Tomi's Challenges - #23

Note that the expression can be written as:

$Q = \frac {\phi \left(17(a_1 - a_2 - a_3 - a_4 - a_5 - a_6 - a_7 - a_8) \right)}{4^{15}}$

where

$\begin{aligned} a_1 & = 20^8 = 4^8 5^8 = 4^8 (4+1)^8 \\ & = 4^8 (4^8 + 8 \cdot 4^7 + 28 \cdot 4^6 + 56 \cdot 4^5 + 70 \cdot 4^4 + 56 \cdot 4^3 + 28 \cdot 4^2 + 8 \cdot 4 + 1) \\ & = 16^8 + 8 \cdot 16^7 \cdot 4 + 28 \cdot 16^6 \cdot 4^2 + 56 \cdot 16^5 \cdot 4^3 + 70 \cdot 16^4 \cdot 4^4 + 56 \cdot 16^3 \cdot 4^5 + 28 \cdot 16^2 \cdot 4^6 + 8 \cdot 16 \cdot 4^7 + 4^8 \\ & = 16^8 + a_2 + a_3 + a_4 + a_5 + a_6 + a_7 + a_8 + 4^8 \end{aligned}$

Then

$\begin{aligned} Q & = \frac {\phi \left(17(16^8+4^8)\right)}{4^{15}} \\ & = \frac {\phi \left(17\cdot 4^8(4^8+1)\right)}{4^{15}} \\ & = \frac {\phi \left(17\cdot 4^8 \cdot \blue{65537} \right)}{4^{15}} & \small \blue{\text{Note that }65537 \text{ is a prime.}} \\ & = \frac {17\cdot 4^8 \cdot 65537}{4^{15}} \cdot \frac {16}{17} \cdot \frac 12 \cdot \frac {4^8}{65537} \\ & = \frac {4^{18}}{2\cdot 4^{15}} = \boxed{32} \end{aligned}$

The gist of this problem is the following two things:

• $\phi(p)=p-1$ , for any prime number $p$ .
• $\phi(p)=\frac{p}{2}$ whenever a natural number $p$ is a power of 2.
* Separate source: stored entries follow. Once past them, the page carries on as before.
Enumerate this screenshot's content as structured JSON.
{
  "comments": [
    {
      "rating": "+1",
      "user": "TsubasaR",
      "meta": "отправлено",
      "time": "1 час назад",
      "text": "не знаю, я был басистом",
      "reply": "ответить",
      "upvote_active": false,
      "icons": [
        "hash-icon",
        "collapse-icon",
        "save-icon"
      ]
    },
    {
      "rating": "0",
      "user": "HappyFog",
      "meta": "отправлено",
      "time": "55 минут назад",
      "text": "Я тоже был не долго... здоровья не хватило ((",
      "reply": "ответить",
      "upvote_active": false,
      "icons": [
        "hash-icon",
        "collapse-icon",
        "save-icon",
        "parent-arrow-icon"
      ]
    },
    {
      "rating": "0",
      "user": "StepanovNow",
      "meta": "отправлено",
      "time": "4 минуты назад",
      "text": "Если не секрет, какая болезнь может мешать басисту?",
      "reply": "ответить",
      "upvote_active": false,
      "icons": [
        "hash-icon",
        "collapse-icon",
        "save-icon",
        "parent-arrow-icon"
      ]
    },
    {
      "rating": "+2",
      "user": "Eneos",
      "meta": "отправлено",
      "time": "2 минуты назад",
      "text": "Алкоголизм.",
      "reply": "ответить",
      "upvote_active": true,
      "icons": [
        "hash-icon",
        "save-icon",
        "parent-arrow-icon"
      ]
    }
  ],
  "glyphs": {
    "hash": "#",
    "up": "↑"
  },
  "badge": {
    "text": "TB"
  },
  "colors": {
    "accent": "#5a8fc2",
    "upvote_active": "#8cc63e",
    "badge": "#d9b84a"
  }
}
Knowing these two things, let's solve the problem. The first step is to simplify the numerator:

$\phi(17\cdot 20^8-17\cdot 8\cdot 16^7\cdot 4-17\cdot 28\cdot 16^6\cdot 4^2-17\cdot 56\cdot 16^5\cdot 4^3-17\cdot 70\cdot 16^4\cdot 4^4-17\cdot 56\cdot 16^3\cdot 4^5-17\cdot 28\cdot 16^2\cdot 4^6-17\cdot 8\cdot 16\cdot 4^7)=$ $=\phi(17(20^8-8\cdot 16^7\cdot 4-28\cdot 16^6\cdot 4^2-56\cdot 16^5\cdot 4^3-70\cdot 16^4\cdot 4^4-56\cdot 16^3\cdot 4^5-28\cdot 16^2\cdot 4^6-8\cdot 16\cdot 4^7))=$ $=\phi(17((16+4)^8-8\cdot 16^7\cdot 4-28\cdot 16^6\cdot 4^2-56\cdot 16^5\cdot 4^3-70\cdot 16^4\cdot 4^4-56\cdot 16^3\cdot 4^5-28\cdot 16^2\cdot 4^6-8\cdot 16\cdot 4^7))=$ $=\phi(17(16^8+4^8))$ Since $16^8+4^8$ is even, it's relatively prime with $17$ . Therefore: $=\phi(17)\phi(16^8+4^8)=16\cdot \phi(16^8+4^8)$

The next problem is to find $\phi(16^8+4^8)$ . Notice that $\phi(16^8+4^8)=\phi(4^8\cdot (4^8+1))$ . These two numbers are adjacent so they are relatively prime. We have:

$\phi(4^8\cdot (4^8+1))=\phi(4^8)\phi(4^8+1)$ . Since $4^8=2^{16}$ , it's a power of 2 so $\phi(2^{16})=\frac{2^{16}}{2}=2^{15}$ .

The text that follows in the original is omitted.